While people nationwide were watching the ESPN broadcast and learning about the city during the Get To Know Newton 250 race on May 18, a few local officials spent the weekend promoting the city in a different way.
Newton Development Specialist Craig Armstrong, Newton Development Corporation Executive Director Frank Liebl and Newton Director of Finance and Development Bryan Friedman were networking with national brand retailers while attending “RECon the Global Retail Real Estate Convention” in Las Vegas.
With the national platform that ESPN provided, Armstrong said they used the exposure to help spark conversations with some of the retailers and kept track of how many times they saw the logo on television and how many times the race’s name was mentioned.

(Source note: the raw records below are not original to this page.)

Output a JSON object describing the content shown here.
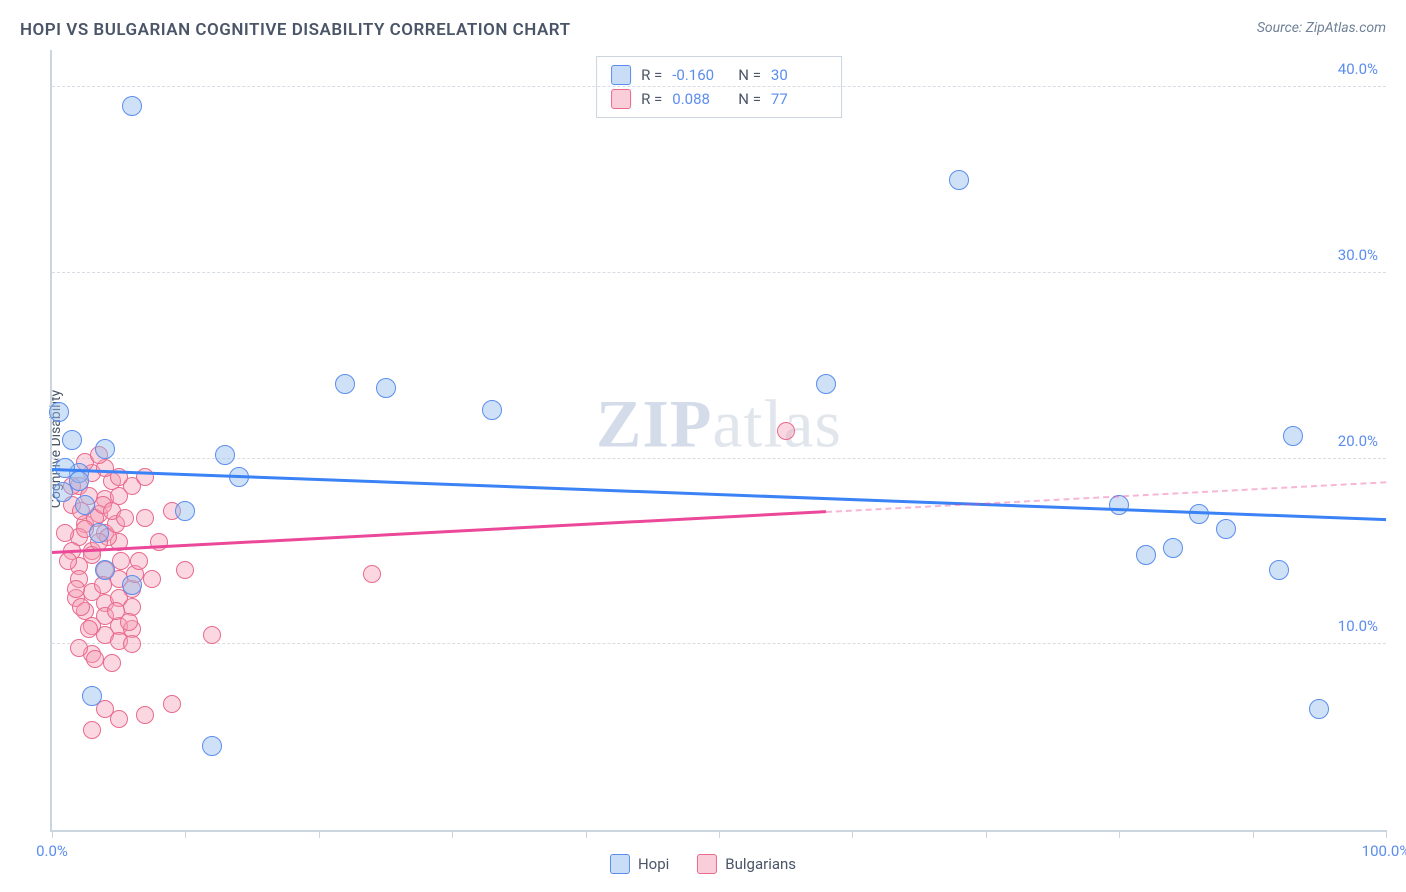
{
  "title": "HOPI VS BULGARIAN COGNITIVE DISABILITY CORRELATION CHART",
  "source": "Source: ZipAtlas.com",
  "y_axis_label": "Cognitive Disability",
  "watermark": {
    "bold": "ZIP",
    "rest": "atlas"
  },
  "chart": {
    "type": "scatter",
    "xlim": [
      0,
      100
    ],
    "ylim": [
      0,
      42
    ],
    "y_ticks": [
      10,
      20,
      30,
      40
    ],
    "y_tick_labels": [
      "10.0%",
      "20.0%",
      "30.0%",
      "40.0%"
    ],
    "x_ticks": [
      0,
      10,
      20,
      30,
      40,
      50,
      60,
      70,
      80,
      90,
      100
    ],
    "x_tick_labels": {
      "0": "0.0%",
      "100": "100.0%"
    },
    "background_color": "#ffffff",
    "grid_color": "#d8dde4",
    "axis_color": "#cbd5e0",
    "colors": {
      "hopi_fill": "rgba(147,189,237,0.45)",
      "hopi_stroke": "#5b8def",
      "bulg_fill": "rgba(244,157,179,0.4)",
      "bulg_stroke": "#e96a8d",
      "hopi_line": "#3b82f6",
      "bulg_line": "#ec4899",
      "tick_label": "#5b8def"
    },
    "marker_radius_hopi": 10,
    "marker_radius_bulg": 9,
    "series": {
      "hopi": {
        "label": "Hopi",
        "R": "-0.160",
        "N": "30",
        "trend": {
          "x1": 0,
          "y1": 19.5,
          "x2": 100,
          "y2": 16.8
        },
        "points": [
          [
            6,
            39
          ],
          [
            0.5,
            22.5
          ],
          [
            2,
            19.2
          ],
          [
            4,
            20.5
          ],
          [
            13,
            20.2
          ],
          [
            14,
            19.0
          ],
          [
            10,
            17.2
          ],
          [
            22,
            24.0
          ],
          [
            25,
            23.8
          ],
          [
            33,
            22.6
          ],
          [
            3,
            7.2
          ],
          [
            12,
            4.5
          ],
          [
            4,
            14.0
          ],
          [
            6,
            13.2
          ],
          [
            2,
            18.8
          ],
          [
            1,
            19.5
          ],
          [
            58,
            24.0
          ],
          [
            68,
            35.0
          ],
          [
            80,
            17.5
          ],
          [
            82,
            14.8
          ],
          [
            84,
            15.2
          ],
          [
            86,
            17.0
          ],
          [
            88,
            16.2
          ],
          [
            92,
            14.0
          ],
          [
            93,
            21.2
          ],
          [
            95,
            6.5
          ],
          [
            1.5,
            21.0
          ],
          [
            3.5,
            16.0
          ],
          [
            0.8,
            18.2
          ],
          [
            2.5,
            17.5
          ]
        ]
      },
      "bulg": {
        "label": "Bulgarians",
        "R": "0.088",
        "N": "77",
        "trend_solid": {
          "x1": 0,
          "y1": 15.0,
          "x2": 58,
          "y2": 17.2
        },
        "trend_dashed": {
          "x1": 58,
          "y1": 17.2,
          "x2": 100,
          "y2": 18.8
        },
        "points": [
          [
            2,
            18.5
          ],
          [
            3,
            19.2
          ],
          [
            4,
            17.8
          ],
          [
            5,
            18.0
          ],
          [
            2.5,
            16.5
          ],
          [
            3.5,
            17.0
          ],
          [
            1.5,
            17.5
          ],
          [
            2,
            15.8
          ],
          [
            3,
            15.0
          ],
          [
            4,
            16.0
          ],
          [
            5,
            15.5
          ],
          [
            2,
            14.2
          ],
          [
            3,
            14.8
          ],
          [
            4,
            14.0
          ],
          [
            5,
            13.5
          ],
          [
            6,
            13.0
          ],
          [
            3,
            12.8
          ],
          [
            4,
            12.2
          ],
          [
            5,
            12.5
          ],
          [
            6,
            12.0
          ],
          [
            4,
            11.5
          ],
          [
            5,
            11.0
          ],
          [
            6,
            10.8
          ],
          [
            4,
            10.5
          ],
          [
            5,
            10.2
          ],
          [
            6,
            10.0
          ],
          [
            3,
            9.5
          ],
          [
            4,
            6.5
          ],
          [
            5,
            6.0
          ],
          [
            7,
            6.2
          ],
          [
            9,
            6.8
          ],
          [
            3,
            5.4
          ],
          [
            12,
            10.5
          ],
          [
            7,
            16.8
          ],
          [
            8,
            15.5
          ],
          [
            9,
            17.2
          ],
          [
            6,
            18.5
          ],
          [
            7,
            19.0
          ],
          [
            4.5,
            18.8
          ],
          [
            1,
            16.0
          ],
          [
            1.5,
            15.0
          ],
          [
            2,
            13.5
          ],
          [
            1.8,
            12.5
          ],
          [
            2.5,
            11.8
          ],
          [
            3,
            11.0
          ],
          [
            2,
            9.8
          ],
          [
            2.5,
            19.8
          ],
          [
            4,
            19.5
          ],
          [
            5,
            19.0
          ],
          [
            3.5,
            20.2
          ],
          [
            24,
            13.8
          ],
          [
            10,
            14.0
          ],
          [
            55,
            21.5
          ],
          [
            2.2,
            17.2
          ],
          [
            3.2,
            16.8
          ],
          [
            4.2,
            15.8
          ],
          [
            5.2,
            14.5
          ],
          [
            6.2,
            13.8
          ],
          [
            3.8,
            13.2
          ],
          [
            4.8,
            11.8
          ],
          [
            5.8,
            11.2
          ],
          [
            2.8,
            18.0
          ],
          [
            3.8,
            17.5
          ],
          [
            4.8,
            16.5
          ],
          [
            1.2,
            14.5
          ],
          [
            1.8,
            13.0
          ],
          [
            2.2,
            12.0
          ],
          [
            2.8,
            10.8
          ],
          [
            3.2,
            9.2
          ],
          [
            4.5,
            9.0
          ],
          [
            1.5,
            18.5
          ],
          [
            2.5,
            16.2
          ],
          [
            3.5,
            15.5
          ],
          [
            4.5,
            17.2
          ],
          [
            5.5,
            16.8
          ],
          [
            6.5,
            14.5
          ],
          [
            7.5,
            13.5
          ]
        ]
      }
    }
  },
  "legend_labels": {
    "R": "R =",
    "N": "N ="
  },
  "bottom_legend": [
    "Hopi",
    "Bulgarians"
  ]
}
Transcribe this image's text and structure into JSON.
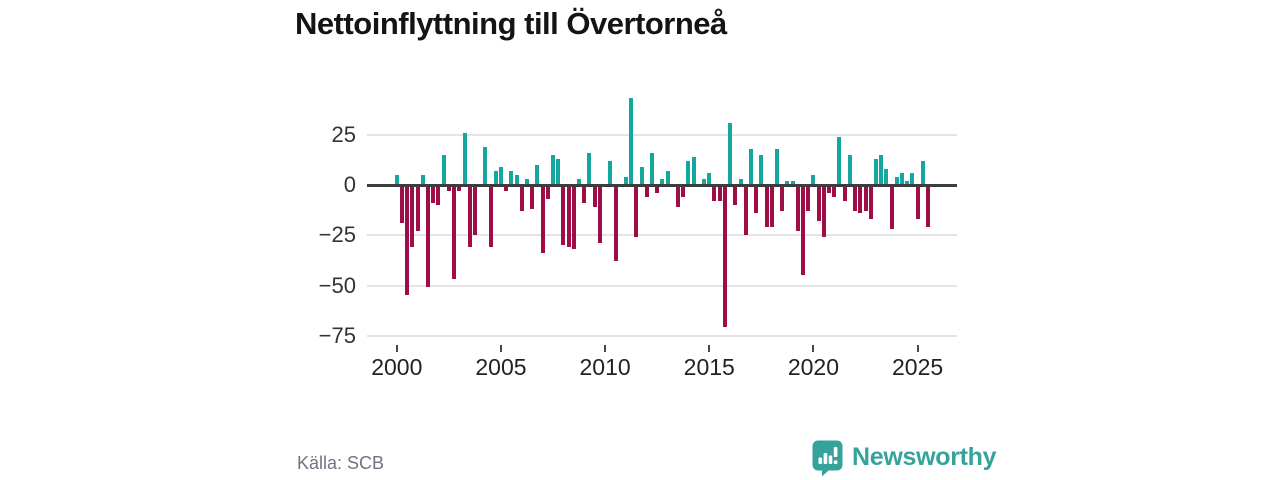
{
  "title": "Nettoinflyttning till Övertorneå",
  "source": "Källa: SCB",
  "branding": {
    "name": "Newsworthy",
    "color": "#35a39c"
  },
  "chart_data": {
    "type": "bar",
    "title": "Nettoinflyttning till Övertorneå",
    "frequency": "quarterly",
    "x_start_year": 2000,
    "x_start_quarter": 1,
    "values": [
      5,
      -18,
      -54,
      -30,
      -22,
      5,
      -50,
      -8,
      -9,
      15,
      -2,
      -46,
      -2,
      26,
      -30,
      -24,
      0,
      19,
      -30,
      7,
      9,
      -2,
      7,
      5,
      -12,
      3,
      -11,
      10,
      -33,
      -6,
      15,
      13,
      -29,
      -30,
      -31,
      3,
      -8,
      16,
      -10,
      -28,
      0,
      12,
      -37,
      0,
      4,
      43,
      -25,
      9,
      -5,
      16,
      -3,
      3,
      7,
      0,
      -10,
      -5,
      12,
      14,
      0,
      3,
      6,
      -7,
      -7,
      -70,
      31,
      -9,
      3,
      -24,
      18,
      -13,
      15,
      -20,
      -20,
      18,
      -12,
      2,
      2,
      -22,
      -44,
      -12,
      5,
      -17,
      -25,
      -3,
      -5,
      24,
      -7,
      15,
      -12,
      -13,
      -12,
      -16,
      13,
      15,
      8,
      -21,
      4,
      6,
      2,
      6,
      -16,
      12,
      -20
    ],
    "x_tick_years": [
      2000,
      2005,
      2010,
      2015,
      2020,
      2025
    ],
    "x_tick_labels": [
      "2000",
      "2005",
      "2010",
      "2015",
      "2020",
      "2025"
    ],
    "y_ticks": [
      25,
      0,
      -25,
      -50,
      -75
    ],
    "y_tick_labels": [
      "25",
      "0",
      "−25",
      "−50",
      "−75"
    ],
    "ylim": [
      -80,
      45
    ],
    "grid": true,
    "legend": false,
    "colors": {
      "positive": "#14a7a0",
      "negative": "#9e0d45",
      "zero_axis": "#3d3d3d",
      "grid": "#e4e4e4"
    }
  }
}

“It was kind of an advantage for us, because although not everyone is a race fan, many people were aware of Iowa Speedway and the NASCAR Nationwide Series,” Armstrong said. “We pointed out on many occasions that the City of Newton was the title sponsor of the Get To Know Newton 250 NASCAR Nationwide Series Race, which was a conversation starter in four or five different conversations.”
The ultimate goal for the group was to drum up retail interest in Newton, and Armstrong said having the race named after the city helped establish credibility with some of the people they met with.
“Did we come away with any definite hits with retailers signing up to come to Newton? No,” Armstrong said. “It wasn’t the objective; we knew for sure that we weren’t going to have a retailer sign up at the convention. Would we have turned them away, of course not, but there was no expectation of leaving the convention with a retailer in hand.
“The objective was to see as many of the retailers as we possibly could to present our case in a compelling and logical manner. (Afterwards), we would set up future conversations to be had and those are already taking place. The follow-up to the convention is as important or more so than the actual convention itself. In everything we hoped to accomplish, and to say I was more than pleased would be an understatement.”
Taking this trip was another step in the city’s efforts to lure businesses. In September, the city council authorized $140,000 to have a comprehensive retail assessment report conducted by the Buxton Company based out of Forth-Worth, Texas. Buxton has worked with cities all over the U.S. and in Iowa the city of Indianola is listed as a client.
“They do an incredibly detailed analysis of demographics and psychographics of the community and also the demographics and psychographics of retailers that match our demographics and psychographics,” Armstrong said about Buxton. “I couldn’t believe the incredible detail that is in this analysis.”
Armstrong said figures from the report showcased Newton had more potential matches than they had previously estimated. He said Newton had 100 matches and that the city chose about 20 of those matches to make contact with.
Another concept of the study is finding the primary development areas for Newton, and the 164 and 168 exits for Interstate 80 were shown to be Newton’s primary development area. Armstrong said he knows many people consider the area by Iowa Speedway to be the “Golden Cow” for retail development, but he believes there’s room for development all over Newton.
“I think there’s good property to develop right off of exit 164, downtown and particularly on the eastern edge of town,” Armstrong said. “In the core of downtown, there are many build-able lots especially on 12th street going east from the old Jiffy Lube and surrounding lots.
“This isn’t just confined to the area just off the exits and if we look at more locations, some of it may happen a lot sooner. We may have potential retailers that could go into existing buildings in Newton that can be remodeled or retrofitted for retailers.”
As the city has been making pitches to retailers, Armstrong said they’ve had to educate a lot of them on the current things that are taking place in Newton and how the economy has stabilized after the initial down years post-Maytag. He said they’ve been getting a lot of “Wow, I didn’t know that,” type of responses.
“The retailers had more of a genuine interest in finding out more about Newton,” Armstrong said.
The city’s attempts to lure more businesses to town isn’t just about giving Newtonians another place to shop, the city is hoping stop some of the massive retail leakage.
“Retail leakage is the amount of money that our population isn’t spending in Newton,” Armstrong said. “Which means we’re not getting the sales tax dollars. Retailers aren’t able to sell the products or services that represents that area of retail leakage. What we want to do is to close that leakage gap by attracting new big box and moderate national brand retailers to town.”